Religions create dogmas and ideas and then pawn them off as absolute truths. The above philosophy (based on buddhism) supposedly is about becoming free in thought and action; yet the philosophy itself is establishing guidelines with which we are supposed to view and judge the world. We are alive. This is a predicament. We would not be alive if we understood the essence of being. So we must try to understand our essence in order to not have to keep being born.

What if I said - We are alive. This is a predicament. We would not suffer in this life if we did not have original sin. So we must try to maintain a belief in god in order to not suffer eternally - ?

I'm tired of every religion creating a starting point that says our existence is punishment. Does learning that not seem like something important in our formation and how we view things? Thinking that 1) we have to suffer and 2) it's our fault. Existence as our fault? Is a dog at fault? Or a chicken? Or a tree? What are they guilty for? But they suffer, and they exist! This establishing existence as something negative is bound to shape our worldview, how we interpret the things that happen to us, and ultimately, create confusion. We go through life cursing our days and our very existence, viewing it as a "problem," or a "punishment," even though we didn't DO anything.

It's all dogma, some of it is just better disguised.


I maintain that these things are not true:

1- The material world came first, and then later (and separately) man appeared.

Man is a result of evolution, the same evolution that created crustaceans and tornados. We are a natural product of the development of the cosmos, a species that came about and continues to morph, as does the entire Earth and all of existence. The Earth is not a static place, even though we are taught to view it as such. It is constantly changing. It did not exist first and then we appeared from some other dimension to "do something." This worldview separates us from the rest of the world, from everything that's around us, when in reality, our very cells are made up of the same materials as we see in our surroundings, and when we die, will become parts of cells of other organisms. That's why we go about completely dissconected and abusive of the rest of the world. We're part of this.


2 - Existence is "equal to" or a "result of" guilt.

Existence is. Guilt and being punished is a human concept, created to try and establish some kind of security and order in our societies. When a snail dries up on a sunny day and dies, do we say it is guilty? No, it's natural. We have arisen as a species as part of a natural process. The psychological suffering we endure during our lives is, indeed, due to a misunderstanding of the essence of life, but we are not being punished.


3 - Each person has a separate and unique "soul."

Each person has an "ego," a persona, a personality which is the result of a combination of their genes and their environment. We are convinced that we existed before we were born, but what, exactly, existed? Life is a current that flows beneath all of these physical bodies that we see, it alone is the constant - each person/personality is but an accumulation of their past.


4 - Reincarnation - where there is a definite, unchanging entity that remains intact throughout it's various "lives."

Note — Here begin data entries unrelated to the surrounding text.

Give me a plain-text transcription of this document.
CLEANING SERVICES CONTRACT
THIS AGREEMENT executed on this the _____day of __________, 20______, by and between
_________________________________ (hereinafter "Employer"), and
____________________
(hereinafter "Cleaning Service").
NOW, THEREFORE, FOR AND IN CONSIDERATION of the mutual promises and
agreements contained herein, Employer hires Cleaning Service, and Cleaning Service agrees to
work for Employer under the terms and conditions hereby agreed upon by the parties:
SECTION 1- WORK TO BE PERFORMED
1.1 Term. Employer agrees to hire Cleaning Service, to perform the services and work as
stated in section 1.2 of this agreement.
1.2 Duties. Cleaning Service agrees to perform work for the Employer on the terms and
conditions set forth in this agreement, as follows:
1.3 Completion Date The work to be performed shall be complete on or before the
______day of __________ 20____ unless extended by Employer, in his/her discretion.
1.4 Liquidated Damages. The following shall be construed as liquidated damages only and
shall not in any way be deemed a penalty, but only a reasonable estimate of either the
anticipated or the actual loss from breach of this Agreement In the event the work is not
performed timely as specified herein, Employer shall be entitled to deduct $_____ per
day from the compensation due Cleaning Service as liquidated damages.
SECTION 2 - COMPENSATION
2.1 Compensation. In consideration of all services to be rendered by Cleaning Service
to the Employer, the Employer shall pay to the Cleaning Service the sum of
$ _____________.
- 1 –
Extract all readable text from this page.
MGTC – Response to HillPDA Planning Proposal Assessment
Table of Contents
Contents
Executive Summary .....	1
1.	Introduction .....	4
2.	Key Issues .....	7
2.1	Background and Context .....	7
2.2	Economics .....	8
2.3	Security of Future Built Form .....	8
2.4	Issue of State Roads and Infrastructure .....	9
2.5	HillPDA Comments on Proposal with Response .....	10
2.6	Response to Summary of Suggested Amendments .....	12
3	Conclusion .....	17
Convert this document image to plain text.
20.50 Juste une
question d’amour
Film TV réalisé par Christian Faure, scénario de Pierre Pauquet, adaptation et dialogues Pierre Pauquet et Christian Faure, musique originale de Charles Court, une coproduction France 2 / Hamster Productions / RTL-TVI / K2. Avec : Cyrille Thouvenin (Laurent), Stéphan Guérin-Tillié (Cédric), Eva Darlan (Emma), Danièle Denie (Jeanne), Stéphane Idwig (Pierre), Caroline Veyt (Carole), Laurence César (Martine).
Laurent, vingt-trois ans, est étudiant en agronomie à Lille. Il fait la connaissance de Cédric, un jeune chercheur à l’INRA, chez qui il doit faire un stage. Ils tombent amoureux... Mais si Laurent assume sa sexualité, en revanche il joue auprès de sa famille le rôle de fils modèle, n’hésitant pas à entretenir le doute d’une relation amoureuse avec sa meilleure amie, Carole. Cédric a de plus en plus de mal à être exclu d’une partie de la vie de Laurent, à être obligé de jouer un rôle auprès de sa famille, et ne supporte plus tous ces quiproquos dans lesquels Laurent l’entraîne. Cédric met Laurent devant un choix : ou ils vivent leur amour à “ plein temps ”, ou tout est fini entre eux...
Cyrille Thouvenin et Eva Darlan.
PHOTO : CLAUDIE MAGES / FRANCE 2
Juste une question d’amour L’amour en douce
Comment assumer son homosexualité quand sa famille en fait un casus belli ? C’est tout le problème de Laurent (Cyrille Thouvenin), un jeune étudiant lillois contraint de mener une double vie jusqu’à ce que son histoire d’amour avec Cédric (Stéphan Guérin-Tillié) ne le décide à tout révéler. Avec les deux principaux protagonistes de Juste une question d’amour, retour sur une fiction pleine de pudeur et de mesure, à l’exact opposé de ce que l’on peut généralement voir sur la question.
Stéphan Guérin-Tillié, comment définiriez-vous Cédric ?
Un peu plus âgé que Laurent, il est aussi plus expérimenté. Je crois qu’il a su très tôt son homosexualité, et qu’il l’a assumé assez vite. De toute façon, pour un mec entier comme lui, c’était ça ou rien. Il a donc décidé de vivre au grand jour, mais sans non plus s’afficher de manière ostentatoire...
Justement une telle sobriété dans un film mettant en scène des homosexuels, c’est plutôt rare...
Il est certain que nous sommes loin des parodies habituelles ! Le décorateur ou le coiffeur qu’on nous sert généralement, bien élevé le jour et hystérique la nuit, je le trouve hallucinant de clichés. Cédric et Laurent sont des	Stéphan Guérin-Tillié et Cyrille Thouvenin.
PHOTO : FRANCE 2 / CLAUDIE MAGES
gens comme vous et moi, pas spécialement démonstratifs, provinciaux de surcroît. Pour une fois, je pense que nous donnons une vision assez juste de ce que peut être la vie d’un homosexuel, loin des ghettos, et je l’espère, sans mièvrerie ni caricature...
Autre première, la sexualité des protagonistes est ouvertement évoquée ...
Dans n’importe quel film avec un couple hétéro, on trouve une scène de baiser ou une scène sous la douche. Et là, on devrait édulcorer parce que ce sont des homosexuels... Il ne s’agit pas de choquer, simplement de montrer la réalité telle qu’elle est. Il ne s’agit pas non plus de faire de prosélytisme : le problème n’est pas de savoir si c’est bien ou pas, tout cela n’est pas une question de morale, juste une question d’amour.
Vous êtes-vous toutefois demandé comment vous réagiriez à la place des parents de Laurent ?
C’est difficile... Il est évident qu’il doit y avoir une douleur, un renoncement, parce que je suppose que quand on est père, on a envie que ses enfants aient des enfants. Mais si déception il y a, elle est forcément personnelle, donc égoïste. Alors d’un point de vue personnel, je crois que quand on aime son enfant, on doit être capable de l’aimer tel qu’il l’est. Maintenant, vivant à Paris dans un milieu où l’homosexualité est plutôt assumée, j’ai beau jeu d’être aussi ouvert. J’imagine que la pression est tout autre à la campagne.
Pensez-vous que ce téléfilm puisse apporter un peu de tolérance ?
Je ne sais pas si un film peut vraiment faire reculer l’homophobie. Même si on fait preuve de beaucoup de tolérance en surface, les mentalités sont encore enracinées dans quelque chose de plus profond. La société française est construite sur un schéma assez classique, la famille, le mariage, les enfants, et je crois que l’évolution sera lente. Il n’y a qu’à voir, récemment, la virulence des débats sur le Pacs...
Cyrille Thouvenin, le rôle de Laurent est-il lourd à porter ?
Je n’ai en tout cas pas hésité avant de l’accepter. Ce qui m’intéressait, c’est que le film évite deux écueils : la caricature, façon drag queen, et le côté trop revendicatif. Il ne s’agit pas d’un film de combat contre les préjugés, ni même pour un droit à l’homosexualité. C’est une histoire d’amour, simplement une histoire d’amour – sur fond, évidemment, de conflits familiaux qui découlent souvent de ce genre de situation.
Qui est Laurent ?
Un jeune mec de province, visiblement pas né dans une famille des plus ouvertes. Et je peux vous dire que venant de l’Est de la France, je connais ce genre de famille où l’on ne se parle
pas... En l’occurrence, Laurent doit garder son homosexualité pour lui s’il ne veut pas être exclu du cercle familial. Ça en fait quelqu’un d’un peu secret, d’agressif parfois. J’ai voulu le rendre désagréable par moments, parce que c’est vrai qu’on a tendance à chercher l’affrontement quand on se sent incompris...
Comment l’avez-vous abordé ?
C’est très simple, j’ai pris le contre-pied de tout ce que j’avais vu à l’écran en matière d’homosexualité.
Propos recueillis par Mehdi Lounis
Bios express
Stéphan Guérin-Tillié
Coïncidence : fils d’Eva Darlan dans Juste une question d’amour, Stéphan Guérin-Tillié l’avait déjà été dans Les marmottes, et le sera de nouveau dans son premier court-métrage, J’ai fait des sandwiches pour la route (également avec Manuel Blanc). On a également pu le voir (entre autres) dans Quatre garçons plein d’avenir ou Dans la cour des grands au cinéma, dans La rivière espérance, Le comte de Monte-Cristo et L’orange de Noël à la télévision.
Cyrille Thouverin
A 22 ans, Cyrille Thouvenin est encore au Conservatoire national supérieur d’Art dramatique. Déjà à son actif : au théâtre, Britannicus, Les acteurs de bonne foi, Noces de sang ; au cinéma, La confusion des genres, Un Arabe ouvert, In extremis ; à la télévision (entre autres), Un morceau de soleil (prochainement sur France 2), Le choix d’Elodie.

See number three. Personally, I think that reincarnation could originally have been used to mean the constant interchange of energy in the world; when you eat an apple, it dies and it becomes part of you, when you die, you are buried and become part of the soil, which then nurtures a tree, etc. I think that reincarnation then became used as an excuse to maintain a status quo in society; think caste system. It is the Eastern version of original sin - you are in the lowest class because you deserve to be there, I am in the highest class because I behaved in a past life. What does an amoeba have to do to move up in the system? But it is an excellent way to avoid uprisings from the lower class and assure privelages to the higher class, and remove any responsibility the higher class may have had towards the lower.



My point is (do I have one? maybe) - don't let dogmas influence and create your worldview. Don't even take what I say as truth. Be daring and forget everything you were taught, and go find out the truth for yourself.